I remember Harvard offered an accredited college course (probably still does) on Poker—what you can learn from it and what it teaches you about life.
"There is a flow to poker, to the way the events unfold," he says. "I sort of look at it in a macro sense similar to tai chi. It's all about the movement of energy.”
The type of in-the-moment-concentration one develops from practicing Tai Chi yoga and martial arts is much more fluid than the kind of flow or zone one enters doing an activity that is primarily cerebral like Chess.
By practicing a discipline that requires both physical, observational and strategic skills, one gets much deeper into “flow”. They get into the “still of the moment”. It’s not too far from the psychic zone which allows one to read their opponents if they master their practice.
Posted by: Sonia | July 11, 2020 at 11:53 AM
I learned how to play poker before I arrived at Harvard, but the school is where I learned to play poker for the money, rather than for the companionship. I had some adventures playing in those years, and they shaped my character in important ways. I carried both the poker and the character, and the network connections as well, into the world after graduation; all three have served me well.
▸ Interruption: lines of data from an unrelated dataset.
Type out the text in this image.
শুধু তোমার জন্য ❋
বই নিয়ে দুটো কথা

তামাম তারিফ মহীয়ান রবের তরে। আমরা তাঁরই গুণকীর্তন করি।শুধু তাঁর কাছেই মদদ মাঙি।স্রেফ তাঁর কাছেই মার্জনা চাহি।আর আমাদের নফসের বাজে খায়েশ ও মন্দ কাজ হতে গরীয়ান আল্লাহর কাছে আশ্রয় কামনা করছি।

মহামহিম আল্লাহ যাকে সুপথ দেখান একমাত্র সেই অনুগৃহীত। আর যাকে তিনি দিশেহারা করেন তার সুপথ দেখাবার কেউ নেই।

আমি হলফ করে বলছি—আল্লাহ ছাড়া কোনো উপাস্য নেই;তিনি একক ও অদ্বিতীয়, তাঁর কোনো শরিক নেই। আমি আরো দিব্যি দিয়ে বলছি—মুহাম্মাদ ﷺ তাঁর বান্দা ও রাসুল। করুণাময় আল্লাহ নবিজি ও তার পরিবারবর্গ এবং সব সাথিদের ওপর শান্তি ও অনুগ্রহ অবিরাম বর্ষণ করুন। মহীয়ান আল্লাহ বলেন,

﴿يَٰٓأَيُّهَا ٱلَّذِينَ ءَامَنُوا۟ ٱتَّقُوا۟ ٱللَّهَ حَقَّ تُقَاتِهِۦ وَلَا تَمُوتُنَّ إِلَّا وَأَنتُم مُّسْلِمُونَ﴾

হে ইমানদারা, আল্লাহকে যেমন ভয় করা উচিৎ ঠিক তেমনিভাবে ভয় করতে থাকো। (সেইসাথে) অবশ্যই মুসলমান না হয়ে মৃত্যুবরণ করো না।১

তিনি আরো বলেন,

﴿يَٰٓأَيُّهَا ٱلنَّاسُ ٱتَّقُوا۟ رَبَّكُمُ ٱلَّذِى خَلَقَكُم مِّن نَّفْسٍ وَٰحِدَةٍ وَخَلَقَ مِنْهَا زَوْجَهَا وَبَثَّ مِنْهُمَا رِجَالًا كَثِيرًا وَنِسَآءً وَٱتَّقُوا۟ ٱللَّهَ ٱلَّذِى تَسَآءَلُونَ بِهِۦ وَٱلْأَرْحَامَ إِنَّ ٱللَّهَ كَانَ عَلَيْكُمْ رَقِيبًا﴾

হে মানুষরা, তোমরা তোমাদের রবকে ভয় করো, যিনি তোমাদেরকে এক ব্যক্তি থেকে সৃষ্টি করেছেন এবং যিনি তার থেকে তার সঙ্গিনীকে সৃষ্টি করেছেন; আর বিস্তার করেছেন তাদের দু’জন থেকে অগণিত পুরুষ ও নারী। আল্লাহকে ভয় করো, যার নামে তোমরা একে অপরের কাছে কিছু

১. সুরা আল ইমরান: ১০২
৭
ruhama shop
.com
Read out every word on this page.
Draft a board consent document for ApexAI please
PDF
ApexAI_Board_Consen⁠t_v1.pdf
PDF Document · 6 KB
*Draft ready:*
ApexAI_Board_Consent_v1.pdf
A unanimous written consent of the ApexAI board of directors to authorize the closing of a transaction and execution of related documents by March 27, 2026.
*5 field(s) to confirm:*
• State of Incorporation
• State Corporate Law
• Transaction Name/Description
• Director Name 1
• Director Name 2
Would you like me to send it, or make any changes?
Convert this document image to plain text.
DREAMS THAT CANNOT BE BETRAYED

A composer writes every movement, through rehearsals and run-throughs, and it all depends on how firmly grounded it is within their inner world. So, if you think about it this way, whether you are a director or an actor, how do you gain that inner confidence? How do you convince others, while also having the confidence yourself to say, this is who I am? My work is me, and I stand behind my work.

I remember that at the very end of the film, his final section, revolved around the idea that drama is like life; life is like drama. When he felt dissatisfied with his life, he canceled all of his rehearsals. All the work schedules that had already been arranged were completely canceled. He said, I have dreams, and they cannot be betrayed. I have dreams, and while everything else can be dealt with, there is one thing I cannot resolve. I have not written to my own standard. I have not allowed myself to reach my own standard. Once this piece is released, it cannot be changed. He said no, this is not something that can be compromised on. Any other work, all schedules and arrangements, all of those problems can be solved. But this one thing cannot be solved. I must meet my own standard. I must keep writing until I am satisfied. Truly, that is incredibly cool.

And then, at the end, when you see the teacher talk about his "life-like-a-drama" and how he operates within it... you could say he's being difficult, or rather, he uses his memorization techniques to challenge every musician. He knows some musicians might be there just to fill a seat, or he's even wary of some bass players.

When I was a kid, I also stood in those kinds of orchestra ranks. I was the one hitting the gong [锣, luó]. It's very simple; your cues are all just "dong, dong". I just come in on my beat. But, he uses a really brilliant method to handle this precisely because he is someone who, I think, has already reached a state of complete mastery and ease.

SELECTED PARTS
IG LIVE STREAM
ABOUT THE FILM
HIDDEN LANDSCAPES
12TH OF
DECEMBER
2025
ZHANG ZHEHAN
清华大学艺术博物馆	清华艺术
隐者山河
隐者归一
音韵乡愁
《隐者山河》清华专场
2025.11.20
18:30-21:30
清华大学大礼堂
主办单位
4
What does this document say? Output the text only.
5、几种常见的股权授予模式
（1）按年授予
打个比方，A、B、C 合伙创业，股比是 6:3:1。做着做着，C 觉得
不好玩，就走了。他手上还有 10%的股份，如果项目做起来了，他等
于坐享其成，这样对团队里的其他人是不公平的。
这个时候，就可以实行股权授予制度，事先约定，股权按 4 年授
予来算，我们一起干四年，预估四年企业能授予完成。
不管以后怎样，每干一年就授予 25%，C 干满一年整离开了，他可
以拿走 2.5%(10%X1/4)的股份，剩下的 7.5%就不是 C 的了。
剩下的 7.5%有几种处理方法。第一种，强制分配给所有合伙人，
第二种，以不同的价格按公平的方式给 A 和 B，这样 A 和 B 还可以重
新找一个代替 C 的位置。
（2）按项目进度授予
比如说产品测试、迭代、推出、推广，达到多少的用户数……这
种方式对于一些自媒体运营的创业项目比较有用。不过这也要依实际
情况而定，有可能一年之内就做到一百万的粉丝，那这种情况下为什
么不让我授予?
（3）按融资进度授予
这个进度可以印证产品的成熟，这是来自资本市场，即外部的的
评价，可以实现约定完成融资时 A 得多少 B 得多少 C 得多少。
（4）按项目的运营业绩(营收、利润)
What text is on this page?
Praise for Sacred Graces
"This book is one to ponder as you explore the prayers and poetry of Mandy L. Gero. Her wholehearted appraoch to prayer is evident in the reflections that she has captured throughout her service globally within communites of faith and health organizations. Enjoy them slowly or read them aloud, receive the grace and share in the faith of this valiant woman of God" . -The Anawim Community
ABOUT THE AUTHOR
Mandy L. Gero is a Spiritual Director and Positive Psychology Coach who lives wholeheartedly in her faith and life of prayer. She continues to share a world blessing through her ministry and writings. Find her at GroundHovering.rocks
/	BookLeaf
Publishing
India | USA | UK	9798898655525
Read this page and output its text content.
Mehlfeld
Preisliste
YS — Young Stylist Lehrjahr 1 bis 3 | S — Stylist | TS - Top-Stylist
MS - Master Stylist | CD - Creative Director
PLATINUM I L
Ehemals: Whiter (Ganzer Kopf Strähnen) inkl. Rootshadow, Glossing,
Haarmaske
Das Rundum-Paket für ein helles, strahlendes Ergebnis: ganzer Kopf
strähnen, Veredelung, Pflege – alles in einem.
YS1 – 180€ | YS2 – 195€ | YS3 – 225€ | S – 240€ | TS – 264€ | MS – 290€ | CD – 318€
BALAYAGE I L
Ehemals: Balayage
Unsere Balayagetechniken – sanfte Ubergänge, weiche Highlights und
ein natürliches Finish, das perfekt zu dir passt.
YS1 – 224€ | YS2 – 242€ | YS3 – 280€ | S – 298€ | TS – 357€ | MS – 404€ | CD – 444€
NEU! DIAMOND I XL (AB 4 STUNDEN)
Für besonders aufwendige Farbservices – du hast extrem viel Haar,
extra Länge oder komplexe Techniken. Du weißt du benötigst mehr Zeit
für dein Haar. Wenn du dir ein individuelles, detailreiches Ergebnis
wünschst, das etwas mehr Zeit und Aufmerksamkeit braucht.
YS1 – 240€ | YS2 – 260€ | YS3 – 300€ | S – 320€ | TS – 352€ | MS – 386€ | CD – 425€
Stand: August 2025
Aaron Brown ’78 is an executive director at Morgan Stanley and the author of The Poker Face of Wall Street ($27.95), recently published by John Wiley & Sons. He adapted this essay from the book’s sixth chapter, “Son of a Soft Money Bank.”
Posted by: Antonius | July 11, 2020 at 07:32 PM
The 7 Characteristics of Poker Flow
1. Goal Setting
Csikszentmihalyi determined that people who have a clear purpose and understanding of what to do next are more likely to obtain a state of Flow.
2. Receive Immediate Feedback
After you've played each hand you will receive immediate feedback on how well it played out.
Poker is a game of incomplete information.
3. Balance Between Skills and Challenge
It’s important that the difficulty of the task one is facing is comparable to the skills of the person involved.
4. The Feeling of Control
Phil Ivey
When you're in the Flow, need for control dissipates.
5. Concentration on the Task at Hand
During his study on Flow Csikszentmihalyi found that one of the most frequently discussed stages was the feeling that nothing else mattered but the task at hand.
6. The Loss of Self-Consciousness
Phil Hellmuth
Ego's got to go.
This is ego (everybody’s got one). A lot of the noise and distraction that surrounds us is attracted to the ego. It’s all about me.
7. The Transformation of Time
I think this is the one area of Flow that poker players experience more than most.
When you consider that you're folding most of the time, isn’t it incredible how fast the time goes?
How many times have you played poker for 12+ hours and thought: "where has the time gone?" That is Flow.